- Born: United States
- Education: The Culinary Institute of America
- Years active: 1996–present
- Spouse: Gwen Hyman
- Culinary career
- Cooking style: Italian cuisine
- Website: andrewcarmellini.com

= Andrew Carmellini =

American chef, writer and restaurateur

Andrew Carmellini is an American chef and restaurateur. Carmellini is responsible for the food and drink at the 15 restaurants, bars and food stands he owns with his partners at NoHo Hospitality. He has received a place on Food & Wine’s Best New Chefs list, James Beard Rising Star Chef and Best Chef New York awards, and a Michelin star. He is the author of two cookbooks.

==Career==
Carmellini began his cooking career at age 14 in his hometown in Seven Hills, Ohio. After a stint at San Domenico in New York City, Carmellini honed worked at restaurants in Europe, including Valentino Marcatili's two-star Michelin restaurant San Domenico in Emilia-Romagna, Gualtiero Marchesi di San Pietro all'Orto in Milan and Arpège in Paris. In New York, Carmellini then spent four years on Gray Kunz's New York Times four-star team at Lespinasse and served as sous chef at Le Cirque.

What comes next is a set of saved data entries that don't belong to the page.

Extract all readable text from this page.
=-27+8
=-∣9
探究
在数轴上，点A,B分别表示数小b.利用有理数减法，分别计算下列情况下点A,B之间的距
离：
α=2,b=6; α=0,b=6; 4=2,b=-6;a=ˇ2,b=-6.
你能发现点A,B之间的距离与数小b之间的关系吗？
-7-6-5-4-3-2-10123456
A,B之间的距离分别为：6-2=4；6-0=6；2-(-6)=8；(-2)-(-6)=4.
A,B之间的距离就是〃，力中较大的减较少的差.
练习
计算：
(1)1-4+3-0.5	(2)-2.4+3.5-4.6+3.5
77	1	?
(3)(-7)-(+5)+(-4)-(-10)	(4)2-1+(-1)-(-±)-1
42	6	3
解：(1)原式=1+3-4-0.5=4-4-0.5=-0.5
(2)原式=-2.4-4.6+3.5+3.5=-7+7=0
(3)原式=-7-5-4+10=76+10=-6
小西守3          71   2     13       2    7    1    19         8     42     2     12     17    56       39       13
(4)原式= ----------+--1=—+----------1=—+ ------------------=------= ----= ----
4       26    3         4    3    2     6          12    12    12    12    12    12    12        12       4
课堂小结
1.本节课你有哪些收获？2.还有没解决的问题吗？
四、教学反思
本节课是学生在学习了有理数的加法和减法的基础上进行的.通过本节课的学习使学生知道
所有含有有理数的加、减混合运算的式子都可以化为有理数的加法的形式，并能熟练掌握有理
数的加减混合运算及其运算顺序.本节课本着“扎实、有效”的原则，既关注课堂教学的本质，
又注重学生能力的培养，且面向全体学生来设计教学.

Carmellini worked as chef de cuisine at Café Boulud, where he earned three stars from The New York Times, won The James Beard Foundation's Best New Chef and Best Chef: New York awards and was named to Food & Wine’s Best New Chefs roster. As chef at A Voce, he earned a three-star New York Times review and a Michelin star.

In 2009, Carmellini opened Locanda Verde, a Tribeca Italian taverna, in Robert de Niro’s Greenwich Hotel with partners Luke Ostrom and Josh Pickard.

With his wife, Gwen Hyman, Carmellini is the author of two books of recipes and stories: Urban Italian, and American Flavor.